# Stolloween 2013



## STOLLOWEEN (Apr 13, 2008)

Another year, another Halloween yard display. The weather was pretty nasty on Halloween with a lot of rain and wind but we pushed through it and had fun regardless. Here are some photos of Monday, Tuesday and Wednesday nights prior to the rain. Hope everyone had a great Halloween!


----------



## STOLLOWEEN (Apr 13, 2008)

This last shot is our neighbor's yard&#8230;the wind decided to fog their yard also.


----------



## Rahnefan (May 1, 2009)

Wow, as always. What is in that next to last photo.?


----------



## STOLLOWEEN (Apr 13, 2008)

Rahnefan said:


> Wow, as always. What is in that next to last photo.?

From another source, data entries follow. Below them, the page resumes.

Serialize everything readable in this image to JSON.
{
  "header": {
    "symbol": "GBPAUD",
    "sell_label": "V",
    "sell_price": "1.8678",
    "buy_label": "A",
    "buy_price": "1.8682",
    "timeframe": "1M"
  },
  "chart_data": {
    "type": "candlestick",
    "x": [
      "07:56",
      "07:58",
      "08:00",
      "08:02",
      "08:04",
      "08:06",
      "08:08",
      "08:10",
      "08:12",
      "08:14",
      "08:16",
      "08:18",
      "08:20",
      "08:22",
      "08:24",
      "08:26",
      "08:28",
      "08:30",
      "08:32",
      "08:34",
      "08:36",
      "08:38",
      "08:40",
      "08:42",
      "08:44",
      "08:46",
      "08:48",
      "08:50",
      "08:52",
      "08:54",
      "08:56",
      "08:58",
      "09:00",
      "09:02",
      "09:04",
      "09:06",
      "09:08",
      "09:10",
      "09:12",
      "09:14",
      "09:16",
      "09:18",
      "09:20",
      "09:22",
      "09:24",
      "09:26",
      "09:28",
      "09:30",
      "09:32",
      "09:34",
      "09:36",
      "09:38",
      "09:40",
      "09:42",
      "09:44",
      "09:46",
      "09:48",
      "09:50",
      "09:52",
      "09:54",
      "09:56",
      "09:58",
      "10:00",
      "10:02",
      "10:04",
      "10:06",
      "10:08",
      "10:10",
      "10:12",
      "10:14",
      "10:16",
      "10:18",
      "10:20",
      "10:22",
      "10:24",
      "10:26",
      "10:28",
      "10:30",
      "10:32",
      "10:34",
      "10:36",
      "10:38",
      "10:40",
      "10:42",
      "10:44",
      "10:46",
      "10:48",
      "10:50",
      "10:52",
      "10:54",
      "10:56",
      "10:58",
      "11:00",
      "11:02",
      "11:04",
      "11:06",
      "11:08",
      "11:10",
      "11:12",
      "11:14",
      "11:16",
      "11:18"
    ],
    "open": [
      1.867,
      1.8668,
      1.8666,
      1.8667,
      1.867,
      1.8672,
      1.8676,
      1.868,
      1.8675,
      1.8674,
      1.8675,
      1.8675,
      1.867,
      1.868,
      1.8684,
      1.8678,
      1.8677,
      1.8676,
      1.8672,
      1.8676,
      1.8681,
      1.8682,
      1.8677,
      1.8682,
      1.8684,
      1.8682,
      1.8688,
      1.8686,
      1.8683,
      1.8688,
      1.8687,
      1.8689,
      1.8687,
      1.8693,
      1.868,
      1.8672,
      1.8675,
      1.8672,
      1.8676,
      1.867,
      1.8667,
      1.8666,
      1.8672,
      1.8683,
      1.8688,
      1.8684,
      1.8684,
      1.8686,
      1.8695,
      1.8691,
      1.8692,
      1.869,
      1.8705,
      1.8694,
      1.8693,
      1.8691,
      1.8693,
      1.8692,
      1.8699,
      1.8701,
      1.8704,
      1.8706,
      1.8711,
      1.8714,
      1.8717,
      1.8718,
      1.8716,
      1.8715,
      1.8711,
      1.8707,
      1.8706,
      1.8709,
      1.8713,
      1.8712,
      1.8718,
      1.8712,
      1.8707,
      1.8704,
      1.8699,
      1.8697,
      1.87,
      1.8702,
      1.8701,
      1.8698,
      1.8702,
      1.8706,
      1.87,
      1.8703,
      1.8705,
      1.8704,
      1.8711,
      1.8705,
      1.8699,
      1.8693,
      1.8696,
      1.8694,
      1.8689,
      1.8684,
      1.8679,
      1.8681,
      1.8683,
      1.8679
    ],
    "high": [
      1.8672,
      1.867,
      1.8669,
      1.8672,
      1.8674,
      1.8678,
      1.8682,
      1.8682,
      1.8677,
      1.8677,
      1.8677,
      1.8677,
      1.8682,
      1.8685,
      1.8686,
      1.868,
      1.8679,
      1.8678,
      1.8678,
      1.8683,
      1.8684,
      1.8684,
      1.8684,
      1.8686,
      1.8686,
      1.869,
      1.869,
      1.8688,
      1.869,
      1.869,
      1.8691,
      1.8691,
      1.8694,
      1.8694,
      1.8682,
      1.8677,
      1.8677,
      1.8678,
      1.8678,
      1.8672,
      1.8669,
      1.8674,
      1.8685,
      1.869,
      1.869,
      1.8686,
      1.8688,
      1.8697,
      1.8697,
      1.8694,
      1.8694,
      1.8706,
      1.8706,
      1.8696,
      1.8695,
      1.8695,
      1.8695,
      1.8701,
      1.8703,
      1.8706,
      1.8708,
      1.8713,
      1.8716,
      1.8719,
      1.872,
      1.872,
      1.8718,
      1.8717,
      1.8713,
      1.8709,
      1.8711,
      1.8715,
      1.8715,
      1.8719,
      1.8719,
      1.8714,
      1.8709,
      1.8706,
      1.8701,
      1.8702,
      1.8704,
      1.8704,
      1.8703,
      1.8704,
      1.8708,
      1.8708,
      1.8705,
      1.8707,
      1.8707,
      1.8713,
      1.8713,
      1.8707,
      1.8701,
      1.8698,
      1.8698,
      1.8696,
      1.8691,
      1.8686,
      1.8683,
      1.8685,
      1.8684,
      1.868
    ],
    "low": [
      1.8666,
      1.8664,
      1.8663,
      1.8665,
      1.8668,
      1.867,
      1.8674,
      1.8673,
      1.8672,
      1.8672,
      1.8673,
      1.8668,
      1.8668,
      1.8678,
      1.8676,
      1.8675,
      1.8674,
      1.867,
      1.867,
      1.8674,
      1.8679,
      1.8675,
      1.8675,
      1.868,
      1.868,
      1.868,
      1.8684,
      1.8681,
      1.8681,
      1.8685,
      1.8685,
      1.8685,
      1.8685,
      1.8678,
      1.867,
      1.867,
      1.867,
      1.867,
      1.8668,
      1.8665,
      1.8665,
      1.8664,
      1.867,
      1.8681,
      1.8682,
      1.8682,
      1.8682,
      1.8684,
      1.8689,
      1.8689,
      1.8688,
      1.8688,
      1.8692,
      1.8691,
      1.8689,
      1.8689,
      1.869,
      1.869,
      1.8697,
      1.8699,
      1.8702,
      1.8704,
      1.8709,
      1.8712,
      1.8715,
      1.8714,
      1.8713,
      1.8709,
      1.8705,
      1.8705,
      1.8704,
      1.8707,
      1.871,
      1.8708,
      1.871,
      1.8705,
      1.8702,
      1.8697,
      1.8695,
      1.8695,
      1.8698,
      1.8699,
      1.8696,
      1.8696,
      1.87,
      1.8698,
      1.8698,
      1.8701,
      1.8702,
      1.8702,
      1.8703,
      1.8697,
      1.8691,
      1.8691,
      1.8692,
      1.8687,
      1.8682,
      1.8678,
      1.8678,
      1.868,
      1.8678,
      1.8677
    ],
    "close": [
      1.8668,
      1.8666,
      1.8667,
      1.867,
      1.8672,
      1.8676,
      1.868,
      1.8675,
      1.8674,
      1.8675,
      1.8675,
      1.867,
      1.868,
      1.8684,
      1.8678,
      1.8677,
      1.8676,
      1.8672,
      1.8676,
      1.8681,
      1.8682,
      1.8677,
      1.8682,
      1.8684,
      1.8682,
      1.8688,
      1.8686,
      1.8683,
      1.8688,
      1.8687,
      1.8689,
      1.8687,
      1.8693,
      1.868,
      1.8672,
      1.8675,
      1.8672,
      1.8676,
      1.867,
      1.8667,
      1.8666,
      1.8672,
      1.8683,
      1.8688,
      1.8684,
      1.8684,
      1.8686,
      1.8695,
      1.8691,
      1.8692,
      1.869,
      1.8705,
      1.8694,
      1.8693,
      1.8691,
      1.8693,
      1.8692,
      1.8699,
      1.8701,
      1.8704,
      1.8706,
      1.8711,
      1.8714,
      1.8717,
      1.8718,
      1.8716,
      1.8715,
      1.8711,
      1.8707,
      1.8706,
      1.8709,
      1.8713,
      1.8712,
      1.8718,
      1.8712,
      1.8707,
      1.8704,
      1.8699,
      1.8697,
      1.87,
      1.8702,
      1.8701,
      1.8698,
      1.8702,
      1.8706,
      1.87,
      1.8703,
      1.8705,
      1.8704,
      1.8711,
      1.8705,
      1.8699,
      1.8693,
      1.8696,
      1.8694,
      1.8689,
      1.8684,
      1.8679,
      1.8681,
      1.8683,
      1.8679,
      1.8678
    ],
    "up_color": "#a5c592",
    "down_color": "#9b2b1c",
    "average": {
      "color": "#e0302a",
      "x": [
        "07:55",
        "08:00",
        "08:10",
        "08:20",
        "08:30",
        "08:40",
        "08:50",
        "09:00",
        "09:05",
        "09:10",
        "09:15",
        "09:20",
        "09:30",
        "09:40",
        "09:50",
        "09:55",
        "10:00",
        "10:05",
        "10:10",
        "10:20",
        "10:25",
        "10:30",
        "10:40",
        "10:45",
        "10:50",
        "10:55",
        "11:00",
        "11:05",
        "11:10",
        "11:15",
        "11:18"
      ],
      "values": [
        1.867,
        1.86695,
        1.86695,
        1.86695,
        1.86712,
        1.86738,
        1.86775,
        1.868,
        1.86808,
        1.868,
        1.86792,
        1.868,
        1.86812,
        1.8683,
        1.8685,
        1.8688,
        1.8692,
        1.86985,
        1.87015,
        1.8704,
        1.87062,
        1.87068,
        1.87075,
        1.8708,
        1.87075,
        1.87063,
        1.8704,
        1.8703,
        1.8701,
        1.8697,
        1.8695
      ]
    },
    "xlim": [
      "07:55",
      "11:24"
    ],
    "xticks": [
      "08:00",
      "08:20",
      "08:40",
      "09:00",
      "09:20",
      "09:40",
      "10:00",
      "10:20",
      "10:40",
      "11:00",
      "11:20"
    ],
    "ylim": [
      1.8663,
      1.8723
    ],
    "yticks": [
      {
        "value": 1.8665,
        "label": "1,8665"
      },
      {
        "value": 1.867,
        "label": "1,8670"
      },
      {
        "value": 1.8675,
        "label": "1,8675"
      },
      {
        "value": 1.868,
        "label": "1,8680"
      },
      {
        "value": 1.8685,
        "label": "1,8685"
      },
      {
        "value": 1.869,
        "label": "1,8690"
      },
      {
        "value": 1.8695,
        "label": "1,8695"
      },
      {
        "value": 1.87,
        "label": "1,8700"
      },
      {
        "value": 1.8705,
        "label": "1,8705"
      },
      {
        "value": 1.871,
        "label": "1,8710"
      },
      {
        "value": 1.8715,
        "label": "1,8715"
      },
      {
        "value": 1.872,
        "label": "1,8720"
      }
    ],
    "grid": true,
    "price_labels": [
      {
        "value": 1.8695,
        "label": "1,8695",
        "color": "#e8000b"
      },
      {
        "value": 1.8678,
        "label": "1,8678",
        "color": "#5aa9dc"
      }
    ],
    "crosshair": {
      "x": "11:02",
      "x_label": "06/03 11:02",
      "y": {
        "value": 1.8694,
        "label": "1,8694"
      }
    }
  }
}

A small twisted tree infested with spiders


----------



## RoxyBlue (Oct 6, 2008)

Those bug-eyed jackos are so adorable

Your yard display is hands-down the most distinctive one I've ever seen. There are tons of graveyards and zombies, clowns and gore, scarecrows and corn mazes, but only one Stolloween


----------



## STOLLOWEEN (Apr 13, 2008)

Thanks Roxy...the bug-eyed jacks were a last minute add...simple and silly. Cut a circular eye in your pumpkin, then inflate a balloon slightly larger than the eye and squeeze into the eye socket then add a pupil with a black marker. Simple but fun.


----------



## Wyatt Furr (Jun 5, 2006)

Amazing as usual, Scott. Glad you got a few nice nights in before the rain hit.


----------



## jdubbya (Nov 6, 2005)

As always, a crowd favorite! We also took the majority of our pics on the 30th, which was beautiful. Halloween night was plain nasty! I always look forward to seeing your display. Just perfect!


----------



## heresjohnny (Feb 15, 2006)

awesome as always, love the layered colors and seeing a variety of your work.


----------



## Spooky1 (Aug 25, 2008)

You've created such unique creatures and props. I love them all. Did everything survive the rain?


----------



## Headless (Sep 4, 2011)

You never disappoint Scott - fantastic display.


----------



## Rahnefan (May 1, 2009)

STOLLOWEEN said:


> A small twisted tree infested with spiders


Well it is truly scary. I would not want to walk by it.


----------



## CreeepyCathy (Mar 28, 2009)

fantastic job, as always.


----------



## Hairazor (Mar 13, 2012)

Your place ROCKS!!


----------



## heresjohnny (Feb 15, 2006)

do you have another picture of that spider tree?


----------



## Copchick (Apr 10, 2012)

Really cool! I like that spider tree too.


----------



## Lunatic (Oct 3, 2006)

Your display always has so much unique interest. I love the textures and lighting which adds to the creepy atmosphere. Thanks for showing!


----------



## fick209 (Aug 31, 2009)

There is no other yard like yours. Incredible as always! You have such a distinctive style and I truly look forward to seeing pics of your yard every single year! It's just wonderful!


----------



## niblique71 (Dec 2, 2009)

Fantastic pictures. Being the proud owner of a Stolloween original creation, I just can't imagine what a whole menagerie of your Creatures must look like. I'm sure those pictures don't do it justice. Spectacular


----------



## Leeloo (Jul 29, 2013)

I love your props. Very creative and unique!!


----------



## matrixmom (Aug 20, 2011)

I wish I could get some "free flowing fog" on halloween. Your haunt is fantastic.


----------



## Eerie Ej (May 26, 2014)

Your stuff is AMAZING!


----------



## scareme (Aug 29, 2006)

Another fan of your spider tree here. I love how the tree limbs mingle with the spider's legs.


----------



## BunchOfHocusPocus (May 23, 2012)

Wow excellent display!!! =D
Looking forward to what you put up this year!


----------



## Aquayne (Sep 1, 2008)

I wish I could see this live. It looks great.


----------